The undeniable facts are that Hurricane Katrina struck New Orleans. After the hurricane 80% of the geographical area of the city was flooded as a result of hurricane protection levees and flood walls failing and being overtopped. After the catastrophe, the media ran many news accounts critical of the Corps’ design and construction of the hurricane protection levees and flood walls. Eventually even members of the Corps admitted failings regarding the facilities.
Subsequently, the Corps hired the public relations firm, Outreach Process Partners (OPP) to assist them with media relations. An Associated Press story suggests the Corps’ contract with OPP has a value of $5.2 million.
As part of the PR firm’s own business development efforts, it published a description of its work for the Corps. In this description, the PR firm claimed that it “fosters strategic relationships with media outlets that result in more accurate and balanced stories.”
OPP then claimed that “OPP’s media support has been a fundamental part of the transition from typically negative news coverage to more neutral and positive news coverage. They then included a graphic showing how many negative news stories about the Corps had appeared before their efforts and how few appeared after they began helping the Corps.
Sandy Rosenthal and Levees.org publicly criticized the PR contract as wasteful spending. Rosenthal and Levees.org have frequently criticized the Corps since Hurricane Katrina.
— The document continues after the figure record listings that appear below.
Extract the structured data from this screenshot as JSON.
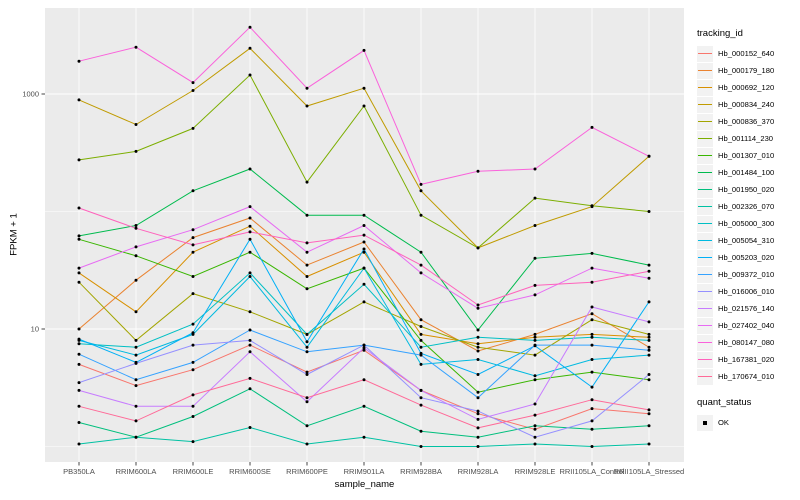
{
  "figure": {
    "x_axis_title": "sample_name",
    "y_axis_title": "FPKM + 1",
    "y_tick_labels": [
      "1000",
      "10"
    ],
    "y_tick_values": [
      1000,
      10
    ]
  },
  "legend": {
    "tracking_title": "tracking_id",
    "quant_title": "quant_status",
    "quant_ok": "OK"
  },
  "colors": {
    "panel_bg": "#EBEBEB",
    "grid": "#FFFFFF",
    "tick": "#333333",
    "axis_text": "#4D4D4D",
    "point": "#000000",
    "legend_key_bg": "#F2F2F2"
  },
  "chart_data": {
    "type": "line",
    "title": "",
    "xlabel": "sample_name",
    "ylabel": "FPKM + 1",
    "yscale": "log10",
    "ylim": [
      1,
      4000
    ],
    "grid": true,
    "legend_position": "right",
    "point_shape": "black dot on every vertex",
    "quant_status": "OK",
    "categories": [
      "PB350LA",
      "RRIM600LA",
      "RRIM600LE",
      "RRIM600SE",
      "RRIM600PE",
      "RRIM901LA",
      "RRIM928BA",
      "RRIM928LA",
      "RRIM928LE",
      "RRII105LA_Control",
      "RRII105LA_Stressed"
    ],
    "series": [
      {
        "name": "Hb_000152_640",
        "color": "#F8766D",
        "values": [
          5.0,
          3.3,
          4.5,
          7.3,
          4.3,
          6.6,
          3.0,
          1.9,
          1.4,
          2.1,
          1.9
        ]
      },
      {
        "name": "Hb_000179_180",
        "color": "#EA8331",
        "values": [
          10,
          26,
          60,
          88,
          35,
          55,
          12,
          6.5,
          9,
          13.5,
          7
        ]
      },
      {
        "name": "Hb_000692_120",
        "color": "#D89000",
        "values": [
          30,
          14,
          45,
          75,
          28,
          45,
          9,
          7.5,
          8.5,
          9,
          8.5
        ]
      },
      {
        "name": "Hb_000834_240",
        "color": "#C09B00",
        "values": [
          890,
          550,
          1070,
          2450,
          790,
          1120,
          150,
          49,
          76,
          110,
          295
        ]
      },
      {
        "name": "Hb_000836_370",
        "color": "#A3A500",
        "values": [
          25,
          8,
          20,
          14,
          9,
          17,
          10.5,
          7,
          6,
          12,
          9
        ]
      },
      {
        "name": "Hb_001114_230",
        "color": "#7CAE00",
        "values": [
          275,
          325,
          510,
          1450,
          178,
          790,
          93,
          49,
          130,
          112,
          100
        ]
      },
      {
        "name": "Hb_001307_010",
        "color": "#39B600",
        "values": [
          58,
          42,
          28,
          45,
          22,
          33,
          8,
          2.9,
          3.7,
          4.3,
          3.7
        ]
      },
      {
        "name": "Hb_001484_100",
        "color": "#00BB4E",
        "values": [
          62,
          76,
          150,
          230,
          93,
          93,
          45,
          9.8,
          40,
          44,
          35
        ]
      },
      {
        "name": "Hb_001950_020",
        "color": "#00BF7D",
        "values": [
          1.6,
          1.2,
          1.8,
          3.1,
          1.5,
          2.2,
          1.35,
          1.2,
          1.5,
          1.4,
          1.5
        ]
      },
      {
        "name": "Hb_002326_070",
        "color": "#00C1A3",
        "values": [
          1.05,
          1.2,
          1.1,
          1.45,
          1.05,
          1.2,
          1.0,
          1.0,
          1.05,
          1.0,
          1.05
        ]
      },
      {
        "name": "Hb_005000_300",
        "color": "#00BFC4",
        "values": [
          7.5,
          7.0,
          11,
          30,
          9,
          24,
          7,
          8.5,
          8,
          8.5,
          8
        ]
      },
      {
        "name": "Hb_005054_310",
        "color": "#00BAE0",
        "values": [
          8,
          6,
          9,
          28,
          7,
          33,
          5,
          5.5,
          4,
          5.5,
          6
        ]
      },
      {
        "name": "Hb_005203_020",
        "color": "#00B0F6",
        "values": [
          8.2,
          5.2,
          9.3,
          58,
          7.8,
          48,
          6.2,
          4.1,
          7.2,
          3.2,
          17
        ]
      },
      {
        "name": "Hb_009372_010",
        "color": "#35A2FF",
        "values": [
          6.1,
          3.7,
          5.2,
          9.8,
          6.4,
          7.3,
          6.0,
          2.6,
          7.3,
          7.3,
          6.6
        ]
      },
      {
        "name": "Hb_016006_010",
        "color": "#9590FF",
        "values": [
          3.5,
          5.1,
          7.3,
          8.0,
          4.1,
          7.3,
          2.6,
          2.0,
          1.2,
          1.65,
          4.1
        ]
      },
      {
        "name": "Hb_021576_140",
        "color": "#C77CFF",
        "values": [
          3.0,
          2.2,
          2.2,
          6.4,
          2.4,
          6.9,
          3.0,
          1.7,
          2.3,
          15.4,
          11.5
        ]
      },
      {
        "name": "Hb_027402_040",
        "color": "#E76BF3",
        "values": [
          33,
          50,
          70,
          110,
          45,
          76,
          30,
          15,
          19.5,
          33,
          27
        ]
      },
      {
        "name": "Hb_080147_080",
        "color": "#FA62DB",
        "values": [
          1900,
          2500,
          1250,
          3700,
          1120,
          2350,
          170,
          220,
          230,
          520,
          295
        ]
      },
      {
        "name": "Hb_167381_020",
        "color": "#FF62BC",
        "values": [
          107,
          72,
          52,
          67,
          54,
          63,
          35,
          16,
          23.5,
          25,
          31
        ]
      },
      {
        "name": "Hb_170674_010",
        "color": "#FF6A98",
        "values": [
          2.2,
          1.65,
          2.75,
          3.8,
          2.6,
          3.7,
          2.25,
          1.44,
          1.85,
          2.5,
          2.05
        ]
      }
    ]
  }
}
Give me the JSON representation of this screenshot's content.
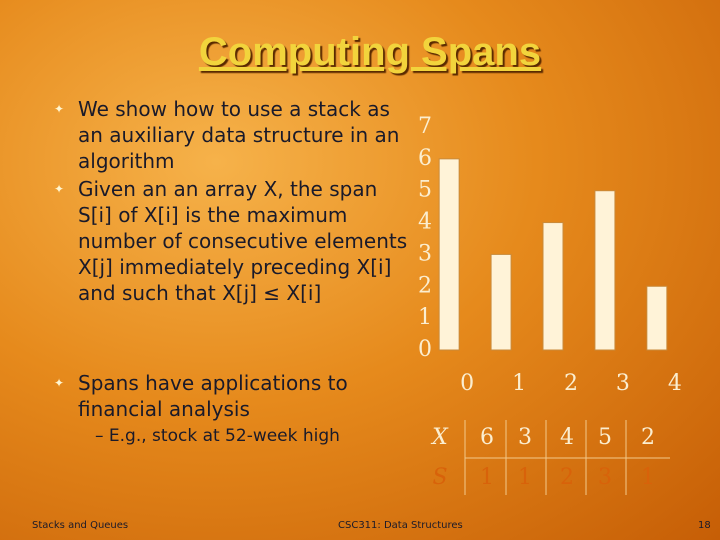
{
  "title": "Computing Spans",
  "bullets": [
    "We show how to use a stack as an auxiliary data structure in an algorithm",
    "Given an an array X, the span S[i] of X[i] is the maximum number of consecutive elements X[j] immediately preceding X[i] and such that X[j] ≤ X[i]",
    "Spans have applications to financial analysis"
  ],
  "sub_bullet": "– E.g., stock at 52-week high",
  "chart_data": {
    "type": "bar",
    "x": [
      0,
      1,
      2,
      3,
      4
    ],
    "values": [
      6,
      3,
      4,
      5,
      2
    ],
    "color": "#fff3d8",
    "xlim": [
      -0.6,
      4.6
    ],
    "xticks": [
      0,
      1,
      2,
      3,
      4
    ],
    "ylim": [
      0,
      7
    ],
    "yticks": [
      0,
      1,
      2,
      3,
      4,
      5,
      6,
      7
    ]
  },
  "table": {
    "rows": [
      [
        "X",
        "6",
        "3",
        "4",
        "5",
        "2"
      ],
      [
        "S",
        "1",
        "1",
        "2",
        "3",
        "1"
      ]
    ]
  },
  "footer": {
    "left": "Stacks and Queues",
    "center": "CSC311: Data Structures",
    "page": "18"
  }
}
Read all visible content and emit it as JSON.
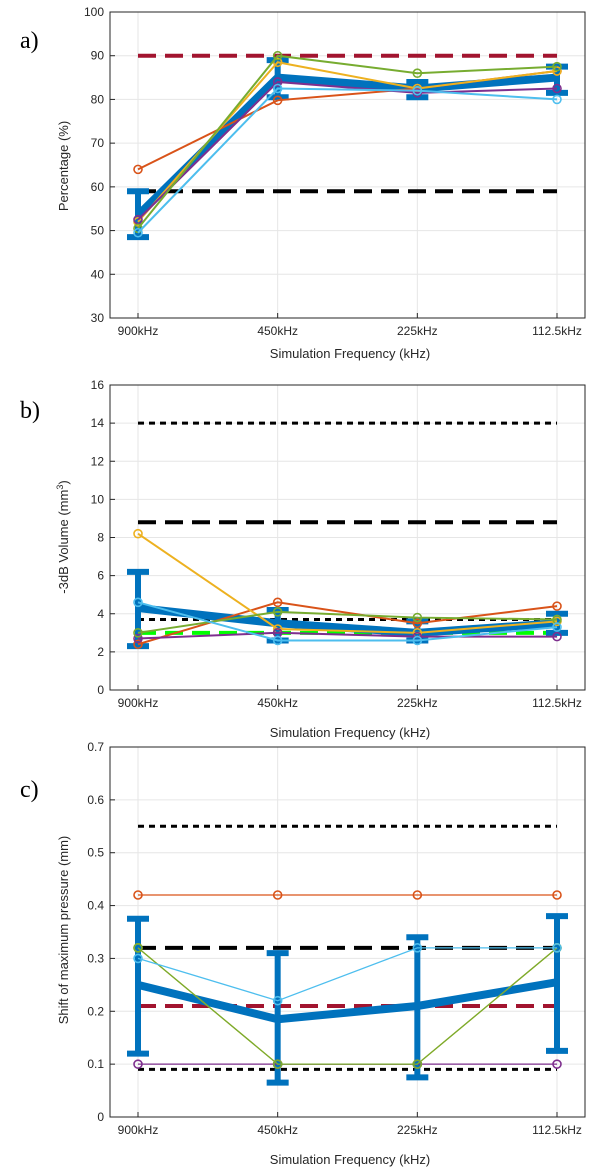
{
  "chart_data": [
    {
      "type": "line",
      "panel_label": "a)",
      "xlabel": "Simulation Frequency (kHz)",
      "ylabel": "Percentage (%)",
      "categories": [
        "900kHz",
        "450kHz",
        "225kHz",
        "112.5kHz"
      ],
      "ylim": [
        30,
        100
      ],
      "yticks": [
        30,
        40,
        50,
        60,
        70,
        80,
        90,
        100
      ],
      "grid": true,
      "mean": {
        "values": [
          53.5,
          85.0,
          82.5,
          85.0
        ],
        "err_low": [
          48.5,
          80.5,
          80.5,
          81.5
        ],
        "err_high": [
          59.0,
          89.0,
          84.0,
          87.5
        ],
        "color": "#0072BD"
      },
      "series": [
        {
          "values": [
            64,
            79.8,
            82.5,
            86.5
          ],
          "color": "#D95319",
          "marker": true
        },
        {
          "values": [
            52,
            88.5,
            82.5,
            86.5
          ],
          "color": "#EDB120",
          "marker": true
        },
        {
          "values": [
            52.5,
            84,
            81.5,
            82.5
          ],
          "color": "#7E2F8E",
          "marker": true
        },
        {
          "values": [
            50.5,
            90,
            86,
            87.5
          ],
          "color": "#77AC30",
          "marker": true
        },
        {
          "values": [
            49.5,
            82.5,
            82,
            80
          ],
          "color": "#4DBEEE",
          "marker": true
        }
      ],
      "reference_lines": [
        {
          "y": 90,
          "color": "#A2142F",
          "style": "long-dash"
        },
        {
          "y": 59,
          "color": "#000000",
          "style": "long-dash"
        }
      ]
    },
    {
      "type": "line",
      "panel_label": "b)",
      "xlabel": "Simulation Frequency (kHz)",
      "ylabel": "-3dB Volume (mm",
      "ylabel_sup": "3",
      "ylabel_tail": ")",
      "categories": [
        "900kHz",
        "450kHz",
        "225kHz",
        "112.5kHz"
      ],
      "ylim": [
        0,
        16
      ],
      "yticks": [
        0,
        2,
        4,
        6,
        8,
        10,
        12,
        14,
        16
      ],
      "grid": true,
      "mean": {
        "values": [
          4.3,
          3.5,
          3.0,
          3.5
        ],
        "err_low": [
          2.3,
          2.6,
          2.6,
          3.0
        ],
        "err_high": [
          6.2,
          4.2,
          3.6,
          4.0
        ],
        "color": "#0072BD"
      },
      "series": [
        {
          "values": [
            2.4,
            4.6,
            3.5,
            4.4
          ],
          "color": "#D95319",
          "marker": true
        },
        {
          "values": [
            8.2,
            3.2,
            3.0,
            3.6
          ],
          "color": "#EDB120",
          "marker": true
        },
        {
          "values": [
            2.7,
            3.0,
            2.8,
            2.8
          ],
          "color": "#7E2F8E",
          "marker": true
        },
        {
          "values": [
            3.0,
            4.1,
            3.8,
            3.7
          ],
          "color": "#77AC30",
          "marker": true
        },
        {
          "values": [
            4.6,
            2.6,
            2.6,
            3.3
          ],
          "color": "#4DBEEE",
          "marker": true
        }
      ],
      "reference_lines": [
        {
          "y": 14,
          "color": "#000000",
          "style": "short-dash"
        },
        {
          "y": 8.8,
          "color": "#000000",
          "style": "long-dash"
        },
        {
          "y": 3.7,
          "color": "#000000",
          "style": "short-dash"
        },
        {
          "y": 3.0,
          "color": "#00FF00",
          "style": "long-dash"
        }
      ]
    },
    {
      "type": "line",
      "panel_label": "c)",
      "xlabel": "Simulation Frequency (kHz)",
      "ylabel": "Shift of maximum pressure (mm)",
      "categories": [
        "900kHz",
        "450kHz",
        "225kHz",
        "112.5kHz"
      ],
      "ylim": [
        0,
        0.7
      ],
      "yticks": [
        0,
        0.1,
        0.2,
        0.3,
        0.4,
        0.5,
        0.6,
        0.7
      ],
      "ytick_labels": [
        "0",
        "0.1",
        "0.2",
        "0.3",
        "0.4",
        "0.5",
        "0.6",
        "0.7"
      ],
      "grid": true,
      "mean": {
        "values": [
          0.25,
          0.185,
          0.21,
          0.255
        ],
        "err_low": [
          0.12,
          0.065,
          0.075,
          0.125
        ],
        "err_high": [
          0.375,
          0.31,
          0.34,
          0.38
        ],
        "color": "#0072BD"
      },
      "series": [
        {
          "values": [
            0.42,
            0.42,
            0.42,
            0.42
          ],
          "color": "#D95319",
          "marker": true
        },
        {
          "values": [
            0.32,
            0.1,
            0.1,
            0.32
          ],
          "color": "#EDB120",
          "marker": true
        },
        {
          "values": [
            0.1,
            0.1,
            0.1,
            0.1
          ],
          "color": "#7E2F8E",
          "marker": true
        },
        {
          "values": [
            0.32,
            0.1,
            0.1,
            0.32
          ],
          "color": "#77AC30",
          "marker": true
        },
        {
          "values": [
            0.3,
            0.22,
            0.32,
            0.32
          ],
          "color": "#4DBEEE",
          "marker": true
        }
      ],
      "reference_lines": [
        {
          "y": 0.55,
          "color": "#000000",
          "style": "short-dash"
        },
        {
          "y": 0.32,
          "color": "#000000",
          "style": "long-dash"
        },
        {
          "y": 0.21,
          "color": "#A2142F",
          "style": "long-dash"
        },
        {
          "y": 0.09,
          "color": "#000000",
          "style": "short-dash"
        }
      ]
    }
  ]
}
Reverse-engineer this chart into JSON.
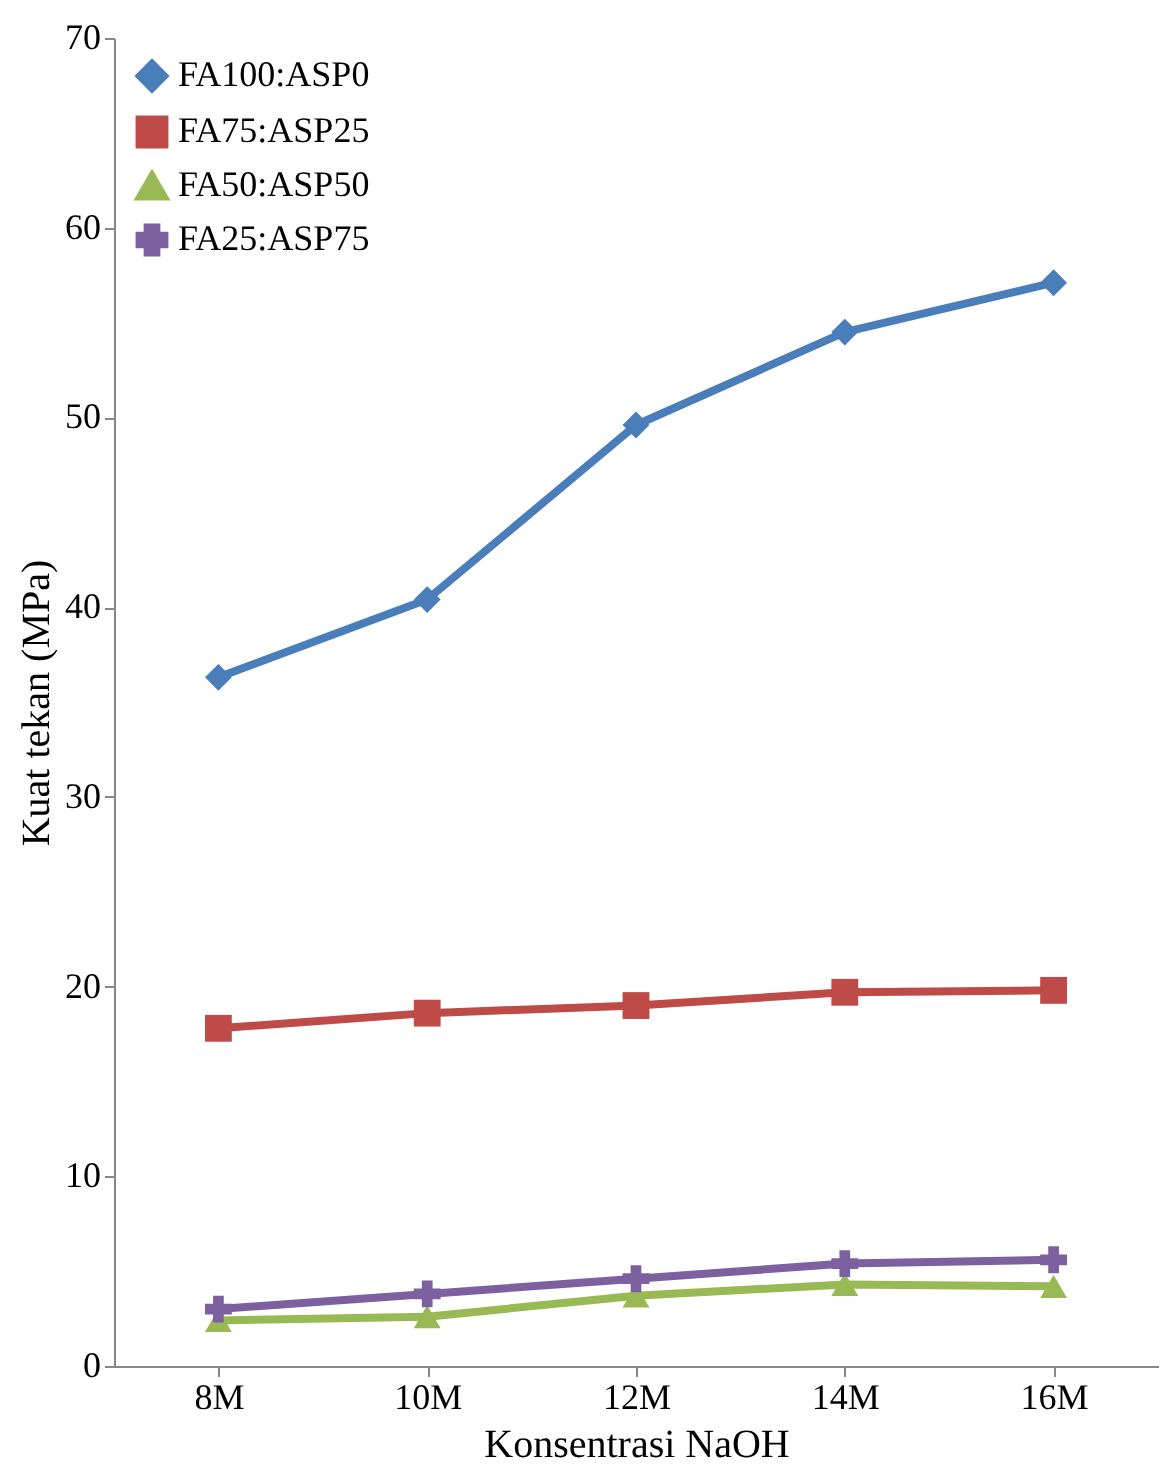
{
  "chart_data": {
    "type": "line",
    "xlabel": "Konsentrasi NaOH",
    "ylabel": "Kuat tekan (MPa)",
    "categories": [
      "8M",
      "10M",
      "12M",
      "14M",
      "16M"
    ],
    "series": [
      {
        "name": "FA100:ASP0",
        "color": "#4a7ebb",
        "marker": "diamond",
        "values": [
          36.3,
          40.4,
          49.6,
          54.5,
          57.1
        ]
      },
      {
        "name": "FA75:ASP25",
        "color": "#be4b48",
        "marker": "square",
        "values": [
          17.8,
          18.6,
          19.0,
          19.7,
          19.8
        ]
      },
      {
        "name": "FA50:ASP50",
        "color": "#98b954",
        "marker": "triangle",
        "values": [
          2.4,
          2.6,
          3.7,
          4.3,
          4.2
        ]
      },
      {
        "name": "FA25:ASP75",
        "color": "#7d60a0",
        "marker": "cross",
        "values": [
          3.0,
          3.8,
          4.6,
          5.4,
          5.6
        ]
      }
    ],
    "ylim": [
      0,
      70
    ],
    "yticks": [
      0,
      10,
      20,
      30,
      40,
      50,
      60,
      70
    ],
    "grid": false,
    "legend": "top left",
    "line_style": "solid"
  }
}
The Corps has responded that OPP was not hired to engage in news spin and OPP quickly changed their web site to remove the claims of changing the news coverage from negative to positive.
The controversy has been covered by various media outlets including the Huffington Post’s article entitled, Army Corps of Engineers in New Orleans: Buying Advice or Spin? Other news accounts include articles from CBS News and the Associated Press.
Whenever someone is speaking to me about public policy and they claim to be “giving me the straight information” without “news spin” and they use words like “fair,” “accurate,” or ”balanced” to describe their news accounts, I generally conclude that the speaker is trying to spin me like a top. Some other phrases that put me on guard are “telling it like it is” and ”common sense” accounts of things. In my opinion, all of these are code words for someone about to try to persuade the listener to see the world as they do. The training and formulation that goes into these efforts is what public relations firms do.
I guess the Corps figured if they were going to try to persuade the public to see events as they saw them that they needed $5.2 million worth of training and advice on how to do that. Admittedly, law firms including my own and their private clients seek training and advice from public relations firms all of the time. Of course, they are not generally spending taxpayer dollars. Apparently, however, the Corps is not prohibited from hiring a public relations firm to help it and in this case the Corps did hire such a firm to much apparent success according to OPP’s news story graphic (at least until now).
Thank you, Erich for blogging on this, what we feel, is an important distinction. That this is taxpayer money and an awful lot of it.
While being interviewed by CBS, the reporter told me Levees.org had “asked some good questions and raised some valid points,” and that was why this story received the attention of CBS National News.